The semi-autobiographical novella, and the thus film, I suppose, probably take place during 2005 (I’m guessing since the book was released in 2007), but there’s no mention of war or the Right, and only a hint of immigration politics during the jail scenes. Any large, moral theme is subjected to a smaller insight, a “little theme” about the spirit of youth. I asked Pirooz about whether he was presenting what would be called in French New Wave film courses a “micro-reality,” and he responded, basically saying that the internet already divides our reality, and to bring in pieces of actual life together with our internet representations of life presents the ripe opportunity to demonstrate the coalescence of our micro-reality.

Of course, a discussion of Tao Lin and his accomplishments would not be complete without mentioning the internet. Dude’s got cyber swagger. He’s a perfect example of a young author using social media & marketing strategies. In the same vein, the docudrama adaptation of Shoplifting was seeking funding through Kickstarter and now through IndieGoGo. I wonder if the funding will mostly come from twenty-somethings, who are interested in documentation of twenty-somethings, and who are the kind of internet-savvy Etsy buyers who would also be interested in these fundraising techniques.

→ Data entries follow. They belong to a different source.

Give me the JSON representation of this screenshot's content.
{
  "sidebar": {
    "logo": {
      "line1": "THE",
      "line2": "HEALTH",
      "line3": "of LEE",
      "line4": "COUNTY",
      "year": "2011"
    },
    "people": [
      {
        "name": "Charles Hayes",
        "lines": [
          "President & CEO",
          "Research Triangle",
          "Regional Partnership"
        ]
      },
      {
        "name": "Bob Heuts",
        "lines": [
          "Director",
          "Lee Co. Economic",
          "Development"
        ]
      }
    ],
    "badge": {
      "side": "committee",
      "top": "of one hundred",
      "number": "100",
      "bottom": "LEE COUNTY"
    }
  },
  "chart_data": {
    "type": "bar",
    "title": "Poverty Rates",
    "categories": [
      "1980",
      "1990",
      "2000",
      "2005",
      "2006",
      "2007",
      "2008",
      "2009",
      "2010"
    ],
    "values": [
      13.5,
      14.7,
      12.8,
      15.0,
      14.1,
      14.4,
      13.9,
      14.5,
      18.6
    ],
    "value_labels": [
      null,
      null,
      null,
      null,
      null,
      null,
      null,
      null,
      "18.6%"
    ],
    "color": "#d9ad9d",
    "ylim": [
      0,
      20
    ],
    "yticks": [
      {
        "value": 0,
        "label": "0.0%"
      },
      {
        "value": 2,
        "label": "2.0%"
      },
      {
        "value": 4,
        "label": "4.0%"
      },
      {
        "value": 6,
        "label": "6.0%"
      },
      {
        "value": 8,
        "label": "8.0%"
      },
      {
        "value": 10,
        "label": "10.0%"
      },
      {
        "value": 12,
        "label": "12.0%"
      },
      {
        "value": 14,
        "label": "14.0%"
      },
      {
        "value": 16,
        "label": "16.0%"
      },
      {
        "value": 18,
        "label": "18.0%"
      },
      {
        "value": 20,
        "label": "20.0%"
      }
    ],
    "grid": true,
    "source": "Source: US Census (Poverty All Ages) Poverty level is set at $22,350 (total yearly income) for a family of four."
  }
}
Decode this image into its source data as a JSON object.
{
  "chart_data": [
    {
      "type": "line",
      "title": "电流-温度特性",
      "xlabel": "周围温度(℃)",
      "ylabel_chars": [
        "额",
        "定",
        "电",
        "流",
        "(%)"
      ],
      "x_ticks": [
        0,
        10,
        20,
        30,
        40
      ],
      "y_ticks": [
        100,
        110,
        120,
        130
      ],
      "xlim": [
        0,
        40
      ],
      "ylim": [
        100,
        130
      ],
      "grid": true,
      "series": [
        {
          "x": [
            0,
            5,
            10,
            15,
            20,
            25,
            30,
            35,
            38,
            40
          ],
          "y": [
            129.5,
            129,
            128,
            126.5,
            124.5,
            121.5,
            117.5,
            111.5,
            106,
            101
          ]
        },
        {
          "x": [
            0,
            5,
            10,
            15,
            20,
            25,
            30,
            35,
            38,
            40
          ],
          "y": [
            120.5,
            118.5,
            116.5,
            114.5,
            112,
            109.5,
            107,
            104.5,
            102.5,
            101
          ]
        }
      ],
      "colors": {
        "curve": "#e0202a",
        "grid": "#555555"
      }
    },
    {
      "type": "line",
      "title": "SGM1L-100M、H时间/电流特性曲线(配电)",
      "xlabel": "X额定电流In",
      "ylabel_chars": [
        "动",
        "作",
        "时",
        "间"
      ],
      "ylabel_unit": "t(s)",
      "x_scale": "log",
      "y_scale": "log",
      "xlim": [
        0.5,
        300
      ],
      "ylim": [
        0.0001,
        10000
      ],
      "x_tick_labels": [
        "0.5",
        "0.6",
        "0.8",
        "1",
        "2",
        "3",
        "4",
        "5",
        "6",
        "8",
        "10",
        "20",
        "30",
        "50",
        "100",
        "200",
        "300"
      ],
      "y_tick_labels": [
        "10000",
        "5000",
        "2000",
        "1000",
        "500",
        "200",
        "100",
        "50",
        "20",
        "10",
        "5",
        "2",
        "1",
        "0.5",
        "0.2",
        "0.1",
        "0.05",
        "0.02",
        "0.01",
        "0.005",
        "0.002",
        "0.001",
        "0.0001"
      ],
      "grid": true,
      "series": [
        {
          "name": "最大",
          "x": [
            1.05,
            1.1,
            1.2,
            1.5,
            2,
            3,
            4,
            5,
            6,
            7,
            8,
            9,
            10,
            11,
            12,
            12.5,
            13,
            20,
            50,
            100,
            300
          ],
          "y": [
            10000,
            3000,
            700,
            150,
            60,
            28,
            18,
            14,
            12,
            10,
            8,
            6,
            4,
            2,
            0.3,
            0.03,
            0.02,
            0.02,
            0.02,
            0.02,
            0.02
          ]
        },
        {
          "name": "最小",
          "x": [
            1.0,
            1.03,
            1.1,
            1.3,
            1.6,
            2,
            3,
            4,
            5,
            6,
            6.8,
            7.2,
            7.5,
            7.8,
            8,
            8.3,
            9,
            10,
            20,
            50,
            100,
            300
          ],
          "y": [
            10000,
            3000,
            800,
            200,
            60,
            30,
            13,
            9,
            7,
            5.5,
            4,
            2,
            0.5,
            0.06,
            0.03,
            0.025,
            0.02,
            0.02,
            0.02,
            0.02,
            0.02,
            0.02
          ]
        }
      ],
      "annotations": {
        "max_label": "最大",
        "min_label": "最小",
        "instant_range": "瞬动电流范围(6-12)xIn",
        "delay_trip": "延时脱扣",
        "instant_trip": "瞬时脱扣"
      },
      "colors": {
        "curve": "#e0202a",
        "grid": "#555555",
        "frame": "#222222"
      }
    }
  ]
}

So, Leyna and everyone else who doesn’t understand 90% of Tao Lin et cetera and ephemera and merch, I think that’s okay. When you look for understanding, you look at the content. But this is style, not content. Just like Egger’s HWSG, you can have gratuitous and contentless Frisbee on the beach scenes (or Pirooz’ sledding scenes) and mess with literary/film conventions, because playing with the conventions of form might be the way that the life of the twenty-something becomes interesting to the non-twenty-something.